I have tried to solve this linear programming problem:
max cx : Ax <= b, x >= 0
Here is a snippet for this nice LPP solver :
public static LPP myExample() throws Exception {
return new LPP(
"Max",
new String[] {},
new double[] {1,1,1,1,1,1,1,1,1,1,1,1},
new double[][] {
{1,0,1,1,1,1,1,2,2,2,2,2},
{2,1,0,0,1,1,1,1,2,2,2,2},
{2,2,1,0,0,0,1,1,1,2,2,2},
{2,2,2,1,0,0,0,1,1,1,2,2},
{2,2,2,2,1,0,0,0,0,1,1,2},
{2,2,2,2,2,0,0,0,0,0,1,1},
{2,2,2,2,2,2,0,0,0,0,0,0},
{2,2,2,2,2,2,2,0,0,0,0,0},
{2,2,2,2,2,2,2,2,0,0,0,0},
{2,2,2,2,2,2,2,2,2,0,0,0},
{2,2,2,2,2,2,2,2,2,2,0,0},
{2,2,2,2,2,2,2,2,2,2,2,0},
},
new String[] {"²", "²", "²", "²", "²", "²", "²", "²", "²", "²", "²", "²"},
new double[] {1,1,1,1,1,1,1,1,1,1,1,1},
0);
}
where third parameter is 'c', fourth is 'A' and sixth is 'b'. Fifth gives the direction '<='.
I have tried also these:
http://algs4.cs.princeton.edu/65reductions/Simplex.java.html
and
http://lpsolve.sourceforge.net/5.5/
The first one threw 'The given LPP is unbounded' error.

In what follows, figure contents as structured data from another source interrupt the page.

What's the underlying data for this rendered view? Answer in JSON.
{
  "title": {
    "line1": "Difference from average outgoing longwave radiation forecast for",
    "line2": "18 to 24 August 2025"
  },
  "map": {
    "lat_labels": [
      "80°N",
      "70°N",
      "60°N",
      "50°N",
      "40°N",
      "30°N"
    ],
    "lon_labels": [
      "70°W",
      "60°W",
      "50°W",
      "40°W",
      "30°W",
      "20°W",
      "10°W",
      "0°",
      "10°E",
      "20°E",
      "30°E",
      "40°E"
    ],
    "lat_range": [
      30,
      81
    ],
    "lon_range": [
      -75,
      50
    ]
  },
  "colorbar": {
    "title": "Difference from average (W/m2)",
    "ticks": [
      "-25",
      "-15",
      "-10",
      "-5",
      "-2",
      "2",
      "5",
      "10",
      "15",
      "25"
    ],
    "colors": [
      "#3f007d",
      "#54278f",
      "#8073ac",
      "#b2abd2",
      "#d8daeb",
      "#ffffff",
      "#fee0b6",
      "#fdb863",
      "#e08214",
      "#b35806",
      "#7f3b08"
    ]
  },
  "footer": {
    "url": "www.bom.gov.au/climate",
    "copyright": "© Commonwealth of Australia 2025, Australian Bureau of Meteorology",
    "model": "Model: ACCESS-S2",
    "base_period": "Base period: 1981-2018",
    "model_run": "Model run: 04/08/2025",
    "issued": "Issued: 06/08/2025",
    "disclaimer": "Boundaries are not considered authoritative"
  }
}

The last two gave this result:
primal: {0.0, 0.1, 0.1, 0.0, 0.0, 0.3, 0.0, 0.0, 0.0, 0.0, 0.0, 0.3}
and value: 0.8
.
I used these for various other examples and got the same results.
What is the right solution? What did I miss?